Güneşteki Adamlar, 1963’te yayımlandıktan sonra da yazılmaya devam eden bir metin. Onu aynı zamanda çölde kavrulan, okyanusta boğulan, kamyon kasasında yahut bir uçağın bagajında buz tutan göçmenlerin hikâyesi olarak da okuyuşumuz bundan.
Gassan Kanafani hakkında
9 Nisan 1936’da Filistin’in kuzeyinde yer alan Akka’da doğdu. Mayıs 1948’e kadar, İsrail’in kurulmasıyla sonuçlanan savaştan dolayı terk etmek zorunda kaldığı Yafa’da yaşadı. Ailesiyle birlikte önce Lübnan, ardından Suriye’ye göç etti. Lise öğrenimini Şam’da tamamladı. Şam Üniversitesi Arap Dili ve Edebiyatı Bölümü’ne girdiyse de ikinci sınıfta bırakmak zorunda kaldı. Kuveyt’e gidip ilkokul öğretmenliği yaptı.
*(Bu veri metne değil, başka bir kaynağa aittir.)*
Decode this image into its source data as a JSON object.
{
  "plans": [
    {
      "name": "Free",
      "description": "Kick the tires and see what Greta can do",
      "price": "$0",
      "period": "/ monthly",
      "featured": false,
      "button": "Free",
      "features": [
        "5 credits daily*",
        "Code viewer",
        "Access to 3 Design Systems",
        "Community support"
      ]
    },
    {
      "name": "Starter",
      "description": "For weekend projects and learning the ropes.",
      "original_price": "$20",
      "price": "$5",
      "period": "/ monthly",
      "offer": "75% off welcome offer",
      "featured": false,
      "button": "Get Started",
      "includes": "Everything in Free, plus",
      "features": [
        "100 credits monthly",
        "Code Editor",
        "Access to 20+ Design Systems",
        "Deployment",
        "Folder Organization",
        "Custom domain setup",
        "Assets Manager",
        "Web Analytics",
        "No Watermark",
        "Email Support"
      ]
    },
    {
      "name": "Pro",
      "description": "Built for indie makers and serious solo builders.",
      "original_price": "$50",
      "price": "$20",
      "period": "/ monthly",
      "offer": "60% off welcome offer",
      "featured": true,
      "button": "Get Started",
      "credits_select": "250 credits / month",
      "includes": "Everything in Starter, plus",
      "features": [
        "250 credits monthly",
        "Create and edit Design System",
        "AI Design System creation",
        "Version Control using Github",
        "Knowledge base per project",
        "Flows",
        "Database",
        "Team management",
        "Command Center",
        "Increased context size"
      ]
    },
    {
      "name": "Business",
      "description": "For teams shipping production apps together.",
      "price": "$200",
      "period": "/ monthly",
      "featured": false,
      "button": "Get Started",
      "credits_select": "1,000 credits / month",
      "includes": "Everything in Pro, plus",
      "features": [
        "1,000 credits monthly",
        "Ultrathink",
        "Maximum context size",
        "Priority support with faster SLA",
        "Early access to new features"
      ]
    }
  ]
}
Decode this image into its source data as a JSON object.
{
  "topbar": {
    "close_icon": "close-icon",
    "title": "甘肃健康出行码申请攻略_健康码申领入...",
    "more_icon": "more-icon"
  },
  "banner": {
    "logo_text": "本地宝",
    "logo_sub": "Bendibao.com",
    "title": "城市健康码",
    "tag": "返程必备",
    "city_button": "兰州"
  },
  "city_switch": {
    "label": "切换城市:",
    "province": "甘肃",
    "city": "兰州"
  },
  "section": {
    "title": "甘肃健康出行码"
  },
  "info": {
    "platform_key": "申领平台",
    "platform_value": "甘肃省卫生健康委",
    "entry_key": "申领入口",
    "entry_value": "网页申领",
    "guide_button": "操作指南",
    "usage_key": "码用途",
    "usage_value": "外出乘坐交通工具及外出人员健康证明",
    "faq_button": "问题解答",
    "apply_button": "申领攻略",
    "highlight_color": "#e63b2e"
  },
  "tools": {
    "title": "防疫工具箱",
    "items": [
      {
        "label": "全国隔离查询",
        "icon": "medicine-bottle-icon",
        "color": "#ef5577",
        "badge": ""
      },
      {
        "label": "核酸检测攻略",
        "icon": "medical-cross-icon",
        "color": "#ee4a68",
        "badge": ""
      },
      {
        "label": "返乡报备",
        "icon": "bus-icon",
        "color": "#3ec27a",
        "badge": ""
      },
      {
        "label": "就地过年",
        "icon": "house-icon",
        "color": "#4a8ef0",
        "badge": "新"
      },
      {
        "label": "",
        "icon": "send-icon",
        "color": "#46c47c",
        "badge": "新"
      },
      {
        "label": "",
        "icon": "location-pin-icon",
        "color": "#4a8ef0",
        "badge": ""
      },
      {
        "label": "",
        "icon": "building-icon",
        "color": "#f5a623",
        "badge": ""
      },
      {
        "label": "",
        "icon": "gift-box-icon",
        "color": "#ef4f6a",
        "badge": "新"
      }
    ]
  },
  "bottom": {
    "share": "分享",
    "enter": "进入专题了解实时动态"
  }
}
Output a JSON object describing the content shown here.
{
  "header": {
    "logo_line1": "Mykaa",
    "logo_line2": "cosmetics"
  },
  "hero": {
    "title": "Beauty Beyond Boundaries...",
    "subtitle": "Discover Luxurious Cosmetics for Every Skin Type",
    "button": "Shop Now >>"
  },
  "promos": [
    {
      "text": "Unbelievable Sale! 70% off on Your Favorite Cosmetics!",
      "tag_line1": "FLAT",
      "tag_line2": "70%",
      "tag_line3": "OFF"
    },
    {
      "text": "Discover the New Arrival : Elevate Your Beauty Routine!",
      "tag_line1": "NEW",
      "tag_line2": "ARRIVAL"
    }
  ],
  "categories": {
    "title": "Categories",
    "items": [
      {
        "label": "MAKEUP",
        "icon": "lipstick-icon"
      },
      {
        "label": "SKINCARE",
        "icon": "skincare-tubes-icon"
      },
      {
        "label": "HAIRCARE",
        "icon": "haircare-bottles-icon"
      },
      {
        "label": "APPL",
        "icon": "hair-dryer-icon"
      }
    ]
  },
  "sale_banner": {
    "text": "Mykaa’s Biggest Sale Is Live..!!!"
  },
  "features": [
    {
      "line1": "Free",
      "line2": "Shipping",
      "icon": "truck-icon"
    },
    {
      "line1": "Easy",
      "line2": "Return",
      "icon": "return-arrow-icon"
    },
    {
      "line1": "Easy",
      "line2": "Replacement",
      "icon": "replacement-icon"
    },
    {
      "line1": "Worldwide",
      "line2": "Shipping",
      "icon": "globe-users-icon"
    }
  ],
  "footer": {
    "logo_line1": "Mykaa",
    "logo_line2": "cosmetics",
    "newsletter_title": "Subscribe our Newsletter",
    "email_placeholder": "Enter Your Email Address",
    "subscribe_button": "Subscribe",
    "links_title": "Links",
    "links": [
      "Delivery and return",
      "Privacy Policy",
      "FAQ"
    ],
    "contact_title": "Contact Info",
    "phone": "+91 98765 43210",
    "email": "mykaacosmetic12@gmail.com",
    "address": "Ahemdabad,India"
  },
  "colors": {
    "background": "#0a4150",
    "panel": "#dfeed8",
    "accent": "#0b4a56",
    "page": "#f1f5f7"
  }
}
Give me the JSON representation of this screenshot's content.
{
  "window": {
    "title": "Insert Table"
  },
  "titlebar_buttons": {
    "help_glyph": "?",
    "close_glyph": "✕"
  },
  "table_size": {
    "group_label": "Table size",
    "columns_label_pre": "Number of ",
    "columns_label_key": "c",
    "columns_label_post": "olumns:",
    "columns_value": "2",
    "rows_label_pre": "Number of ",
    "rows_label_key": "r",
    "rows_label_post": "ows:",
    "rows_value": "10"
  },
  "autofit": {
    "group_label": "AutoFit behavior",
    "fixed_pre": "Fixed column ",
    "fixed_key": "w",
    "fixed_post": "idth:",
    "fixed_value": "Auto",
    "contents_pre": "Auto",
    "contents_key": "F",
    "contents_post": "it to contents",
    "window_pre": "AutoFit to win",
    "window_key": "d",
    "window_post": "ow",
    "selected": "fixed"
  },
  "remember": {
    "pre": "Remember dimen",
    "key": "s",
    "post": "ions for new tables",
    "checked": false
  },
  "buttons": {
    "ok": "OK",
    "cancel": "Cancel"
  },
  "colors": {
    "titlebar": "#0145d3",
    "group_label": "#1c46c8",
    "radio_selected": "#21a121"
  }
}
1960’ta Beyrut’a taşındı. Beyrut’ta Arap Milliyetçileri Hareketi’nin yayın organı el-Hurriyye dergisinin kültür sayfalarını yönetti. Yine Beyrut’ta yayımlanan el-Muharrir ve el-Envâr gazeteleri ile el-Hedef dergisinde yazar ve yayın yönetmeni olarak çalıştı. Filistin davasını dünyaya tanıtmaya çalışan aktivist Danimarkalı Anni ile 1961’de evlendi. Fayez ve Leyla adında iki çocukları oldu.
1967’de kurulan Filistin Halk Kurtuluş Cephesi’ne katılıp partinin sözcülüğünü üstlendi. 8 Temmuz 1972’de arabasına konulan bomba sonucu, yeğeni Lemîs’le birlikte katledildi. Erken yaşta ölmesine rağmen on sekiz kitap bıraktı.
Filistin kültürü, siyaseti ve mücadelesiyle ilgili yüzlerce makale yazdı. Ölümünden sonra romanları, öyküleri, tiyatro oyunları ve düzyazılarından oluşan “Toplu Eserleri” dört cilt halinde yayımlandı.
Eserleri birçok dile çevrildi, bazıları sinema ve tiyatroya uyarlandı. Kimi eserleri Arap ülkelerinde müfredata girdi. Güneşteki Adamlar iki binli yıllarda Arap Yazarlar Birliği’nin “en iyi yüz roman” listesinde ilk beş sırada yer aldı.
Çevirmen Mehmet Hakkı Suçin’e dair
Kanafani’nin kitabını Arapça aslından Türkçeye çeviren Prof. Dr. Mehmet Hakkı Suçin geçtiğimiz günlerde, Şeyh Hamed Çeviri ve Uluslararası Anlayış Ödülleri çerçevesinde bütün çeviri çalışmalarıyla Başarı Ödülü’ne layık görüldü. Şeyh Hamed Çeviri ve Uluslararası Anlayış Ödülleri, Katar tarafından sekiz yıldır veriliyor.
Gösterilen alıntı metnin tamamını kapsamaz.